Fez sua melhor pose de madame
e entrou.

quinta-feira, novembro 10, 2005

Definição de Existir

Ali, entre aquelas quatro paredes coloridas,
aquele homem.
Deixou-se cair sentado no assoalho.
Alguma coisa pesando por dentro.
Queria alguma delicadeza
mas tudo era solidão.
(Tudo aquilo era eu:
aquele homem oprimido pela tristeza
as 4 paredes coloridas
a própria solidão.)

quarta-feira, novembro 09, 2005

Trevo

Colocou um galinho de arruda atrás da orelha e saiu.

Incoerência Cotidiana

É tarde.

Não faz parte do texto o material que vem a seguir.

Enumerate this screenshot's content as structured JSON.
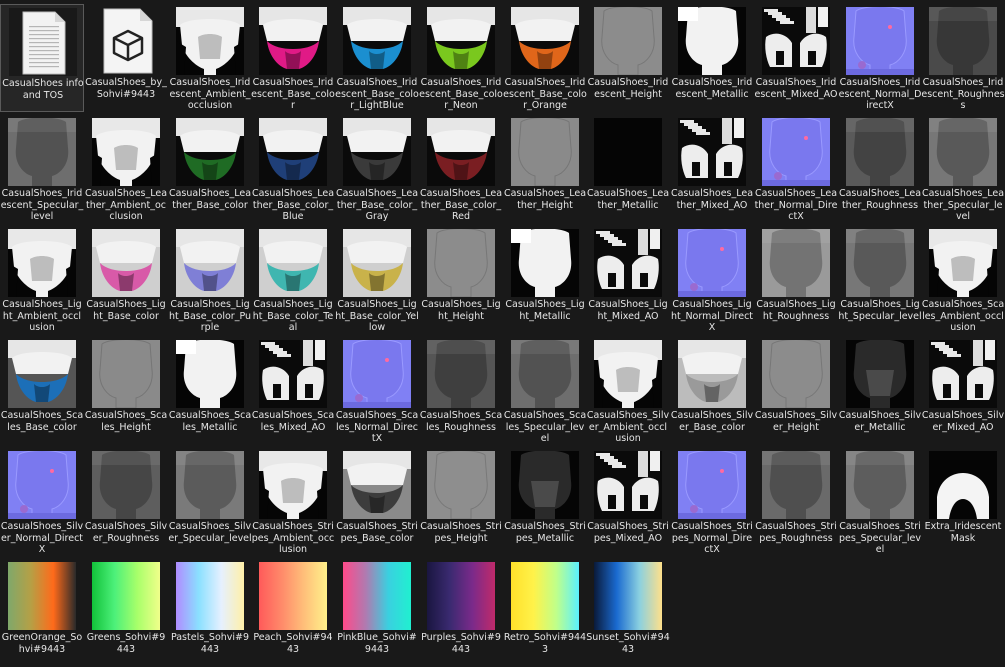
{
  "explorer": {
    "items": [
      {
        "name": "CasualShoes info and TOS",
        "thumb": "document-icon"
      },
      {
        "name": "CasualShoes_by_Sohvi#9443",
        "thumb": "3d-object-icon"
      },
      {
        "name": "CasualShoes_Iridescent_Ambient_occlusion",
        "thumb": "ao"
      },
      {
        "name": "CasualShoes_Iridescent_Base_color",
        "thumb": "base",
        "color": "#e01a86"
      },
      {
        "name": "CasualShoes_Iridescent_Base_color_LightBlue",
        "thumb": "base",
        "color": "#1b8fd0"
      },
      {
        "name": "CasualShoes_Iridescent_Base_color_Neon",
        "thumb": "base",
        "color": "#7ac81e"
      },
      {
        "name": "CasualShoes_Iridescent_Base_color_Orange",
        "thumb": "base",
        "color": "#e0661a"
      },
      {
        "name": "CasualShoes_Iridescent_Height",
        "thumb": "flat",
        "color": "#8c8c8c"
      },
      {
        "name": "CasualShoes_Iridescent_Metallic",
        "thumb": "metallic"
      },
      {
        "name": "CasualShoes_Iridescent_Mixed_AO",
        "thumb": "mixed"
      },
      {
        "name": "CasualShoes_Iridescent_Normal_DirectX",
        "thumb": "normal"
      },
      {
        "name": "CasualShoes_Iridescent_Roughness",
        "thumb": "gray",
        "color": "#4a4a4a"
      },
      {
        "name": "CasualShoes_Iridescent_Specular_level",
        "thumb": "gray",
        "color": "#6e6e6e"
      },
      {
        "name": "CasualShoes_Leather_Ambient_occlusion",
        "thumb": "ao"
      },
      {
        "name": "CasualShoes_Leather_Base_color",
        "thumb": "base",
        "color": "#1f6b24"
      },
      {
        "name": "CasualShoes_Leather_Base_color_Blue",
        "thumb": "base",
        "color": "#1f3f78"
      },
      {
        "name": "CasualShoes_Leather_Base_color_Gray",
        "thumb": "base",
        "color": "#3a3a3a"
      },
      {
        "name": "CasualShoes_Leather_Base_color_Red",
        "thumb": "base",
        "color": "#7a1e22"
      },
      {
        "name": "CasualShoes_Leather_Height",
        "thumb": "flat",
        "color": "#8a8a8a"
      },
      {
        "name": "CasualShoes_Leather_Metallic",
        "thumb": "black"
      },
      {
        "name": "CasualShoes_Leather_Mixed_AO",
        "thumb": "mixed"
      },
      {
        "name": "CasualShoes_Leather_Normal_DirectX",
        "thumb": "normal"
      },
      {
        "name": "CasualShoes_Leather_Roughness",
        "thumb": "gray",
        "color": "#5a5a5a"
      },
      {
        "name": "CasualShoes_Leather_Specular_level",
        "thumb": "gray",
        "color": "#777777"
      },
      {
        "name": "CasualShoes_Light_Ambient_occlusion",
        "thumb": "ao"
      },
      {
        "name": "CasualShoes_Light_Base_color",
        "thumb": "base",
        "color": "#d85aa8",
        "bg": "#cfcfcf"
      },
      {
        "name": "CasualShoes_Light_Base_color_Purple",
        "thumb": "base",
        "color": "#7f7fd6",
        "bg": "#cfcfcf"
      },
      {
        "name": "CasualShoes_Light_Base_color_Teal",
        "thumb": "base",
        "color": "#3fb6b0",
        "bg": "#cfcfcf"
      },
      {
        "name": "CasualShoes_Light_Base_color_Yellow",
        "thumb": "base",
        "color": "#c9b24a",
        "bg": "#cfcfcf"
      },
      {
        "name": "CasualShoes_Light_Height",
        "thumb": "flat",
        "color": "#8c8c8c"
      },
      {
        "name": "CasualShoes_Light_Metallic",
        "thumb": "metallic"
      },
      {
        "name": "CasualShoes_Light_Mixed_AO",
        "thumb": "mixed"
      },
      {
        "name": "CasualShoes_Light_Normal_DirectX",
        "thumb": "normal"
      },
      {
        "name": "CasualShoes_Light_Roughness",
        "thumb": "gray",
        "color": "#9a9a9a"
      },
      {
        "name": "CasualShoes_Light_Specular_level",
        "thumb": "gray",
        "color": "#777777"
      },
      {
        "name": "CasualShoes_Scales_Ambient_occlusion",
        "thumb": "ao"
      },
      {
        "name": "CasualShoes_Scales_Base_color",
        "thumb": "base",
        "color": "#1c6fb8",
        "bg": "#555555"
      },
      {
        "name": "CasualShoes_Scales_Height",
        "thumb": "flat",
        "color": "#8a8a8a"
      },
      {
        "name": "CasualShoes_Scales_Metallic",
        "thumb": "metallic"
      },
      {
        "name": "CasualShoes_Scales_Mixed_AO",
        "thumb": "mixed"
      },
      {
        "name": "CasualShoes_Scales_Normal_DirectX",
        "thumb": "normal"
      },
      {
        "name": "CasualShoes_Scales_Roughness",
        "thumb": "gray",
        "color": "#555555"
      },
      {
        "name": "CasualShoes_Scales_Specular_level",
        "thumb": "gray",
        "color": "#6e6e6e"
      },
      {
        "name": "CasualShoes_Silver_Ambient_occlusion",
        "thumb": "ao"
      },
      {
        "name": "CasualShoes_Silver_Base_color",
        "thumb": "base",
        "color": "#9a9a9a",
        "bg": "#bcbcbc"
      },
      {
        "name": "CasualShoes_Silver_Height",
        "thumb": "flat",
        "color": "#8c8c8c"
      },
      {
        "name": "CasualShoes_Silver_Metallic",
        "thumb": "metallic-dark"
      },
      {
        "name": "CasualShoes_Silver_Mixed_AO",
        "thumb": "mixed"
      },
      {
        "name": "CasualShoes_Silver_Normal_DirectX",
        "thumb": "normal"
      },
      {
        "name": "CasualShoes_Silver_Roughness",
        "thumb": "gray",
        "color": "#5e5e5e"
      },
      {
        "name": "CasualShoes_Silver_Specular_level",
        "thumb": "gray",
        "color": "#7a7a7a"
      },
      {
        "name": "CasualShoes_Stripes_Ambient_occlusion",
        "thumb": "ao"
      },
      {
        "name": "CasualShoes_Stripes_Base_color",
        "thumb": "base",
        "color": "#3c3c3c",
        "bg": "#8a8a8a"
      },
      {
        "name": "CasualShoes_Stripes_Height",
        "thumb": "flat",
        "color": "#8e8e8e"
      },
      {
        "name": "CasualShoes_Stripes_Metallic",
        "thumb": "metallic-dark"
      },
      {
        "name": "CasualShoes_Stripes_Mixed_AO",
        "thumb": "mixed"
      },
      {
        "name": "CasualShoes_Stripes_Normal_DirectX",
        "thumb": "normal"
      },
      {
        "name": "CasualShoes_Stripes_Roughness",
        "thumb": "gray",
        "color": "#6a6a6a"
      },
      {
        "name": "CasualShoes_Stripes_Specular_level",
        "thumb": "gray",
        "color": "#7c7c7c"
      },
      {
        "name": "Extra_Iridescent Mask",
        "thumb": "mask"
      },
      {
        "name": "GreenOrange_Sohvi#9443",
        "thumb": "gradient",
        "colors": [
          "#7fa86b",
          "#b5a046",
          "#ff6a1a",
          "#2a2a2a"
        ]
      },
      {
        "name": "Greens_Sohvi#9443",
        "thumb": "gradient",
        "colors": [
          "#12c23a",
          "#4df07a",
          "#a8ff6a",
          "#f0ff8a"
        ]
      },
      {
        "name": "Pastels_Sohvi#9443",
        "thumb": "gradient",
        "colors": [
          "#b08cff",
          "#8ae0ff",
          "#e6f0ff",
          "#fff0a8"
        ]
      },
      {
        "name": "Peach_Sohvi#9443",
        "thumb": "gradient",
        "colors": [
          "#ff5a5a",
          "#ff8a6a",
          "#ffc07a",
          "#fff08a"
        ]
      },
      {
        "name": "PinkBlue_Sohvi#9443",
        "thumb": "gradient",
        "colors": [
          "#ff4a8a",
          "#b07ab0",
          "#3ad0e0",
          "#20f0d0"
        ]
      },
      {
        "name": "Purples_Sohvi#9443",
        "thumb": "gradient",
        "colors": [
          "#1a1640",
          "#3a2a70",
          "#7a2a8a",
          "#c02a6a"
        ]
      },
      {
        "name": "Retro_Sohvi#9443",
        "thumb": "gradient",
        "colors": [
          "#ffe02a",
          "#fff24a",
          "#c0ff8a",
          "#5af0ff"
        ]
      },
      {
        "name": "Sunset_Sohvi#9443",
        "thumb": "gradient",
        "colors": [
          "#0a1a3a",
          "#1a6ad0",
          "#8ad0e0",
          "#ffe08a"
        ]
      }
    ]
  }
}
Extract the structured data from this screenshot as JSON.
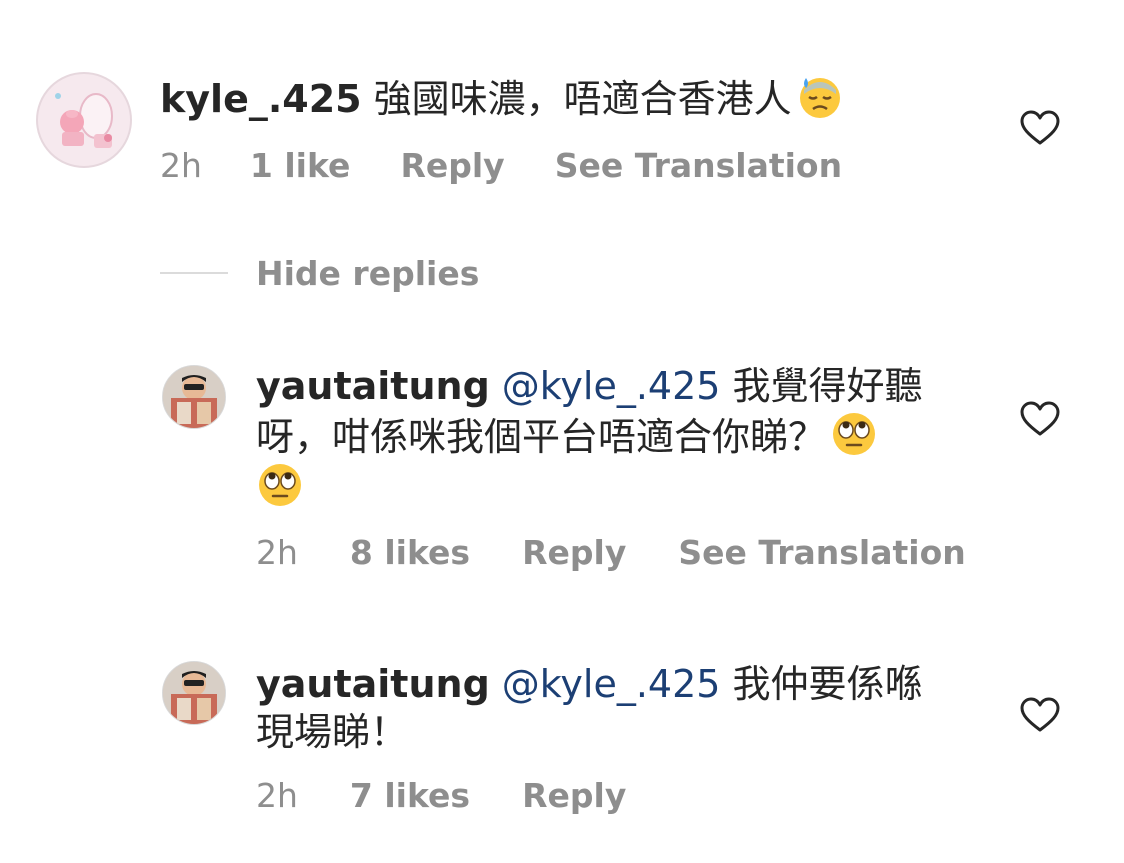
{
  "comments": [
    {
      "username": "kyle_.425",
      "text": "強國味濃，唔適合香港人",
      "emoji": "downcast-sweat-face",
      "time": "2h",
      "likes": "1 like",
      "reply": "Reply",
      "translate": "See Translation"
    }
  ],
  "hide_replies": "Hide replies",
  "replies": [
    {
      "username": "yautaitung",
      "mention": "@kyle_.425",
      "text_line1": "我覺得好聽",
      "text_line2": "呀，咁係咪我個平台唔適合你睇？",
      "time": "2h",
      "likes": "8 likes",
      "reply": "Reply",
      "translate": "See Translation"
    },
    {
      "username": "yautaitung",
      "mention": "@kyle_.425",
      "text_line1": "我仲要係喺",
      "text_line2": "現場睇！",
      "time": "2h",
      "likes": "7 likes",
      "reply": "Reply"
    }
  ],
  "icons": {
    "like": "heart-outline-icon",
    "eye_roll": "face-with-rolling-eyes-icon",
    "sweat": "downcast-face-with-sweat-icon"
  },
  "colors": {
    "text": "#262626",
    "secondary": "#8e8e8e",
    "mention": "#1c3f74",
    "divider": "#dbdbdb"
  }
}
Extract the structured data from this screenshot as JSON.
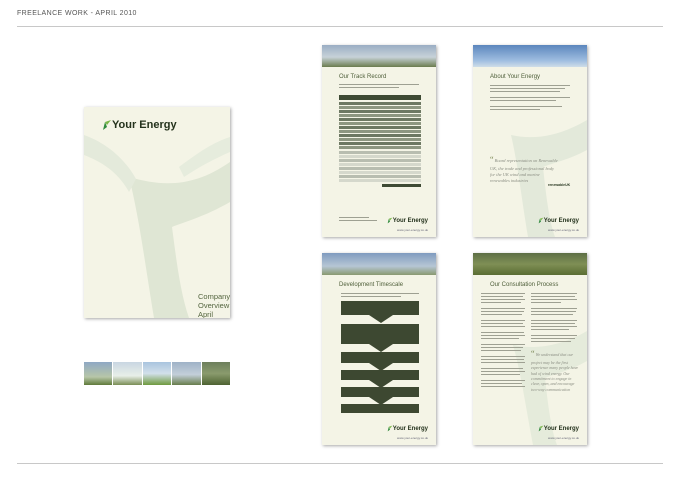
{
  "header": {
    "title": "FREELANCE WORK - APRIL 2010"
  },
  "brand": {
    "name": "Your Energy",
    "url": "www.your-energy.co.uk",
    "accent": "#2f8a3c",
    "dark": "#24321c"
  },
  "cover": {
    "title_line1": "Company Overview",
    "title_line2": "April 2010"
  },
  "pages": {
    "track_record": {
      "title": "Our Track Record",
      "intro": "Our team has been involved during the development, completion or financing of the following projects:",
      "table_headers": [
        "Project",
        "Local Planning Authority",
        "No of Turbines",
        "MW",
        "Status"
      ]
    },
    "about": {
      "title": "About Your Energy",
      "quote": "Board representation on Renewable UK, the trade and professional body for the UK wind and marine renewables industries",
      "quote_logo": "renewableUK"
    },
    "timescale": {
      "title": "Development Timescale",
      "steps": [
        "Stage 1",
        "Stage 2",
        "Stage 3",
        "Stage 4",
        "Stage 5",
        "Stage 6"
      ]
    },
    "consultation": {
      "title": "Our Consultation Process",
      "quote": "We understand that our project may be the first experience many people have had of wind energy. Our commitment to engage in clear, open, and encourage two-way communication"
    }
  }
}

Entro num táxi no centro da cidade.
O motorista entra calmamente e me explica que a partida vai demorar.
Acho graça quando ele diz "um tal de GPS, a senhora conhece?", "sei" respondo. Então... "a gente tem que esperar para conectar ao GPS e assim eles" - reparem que eles é uma entidade quase mística - "continuando: assim eles sabem que quem está no carro sou eu e não o assaltante".
Eu acharia tudo isso genial, não fosse o tempo que ficamos parados em plena Rio Branco, que à noite - todos sabem - todos os gatos são pardos. E além disso, mal eu entro no táxi e o taxista me vem com essa novidade. Eu devo mesmo ter cara de uma senhora muito respeitável...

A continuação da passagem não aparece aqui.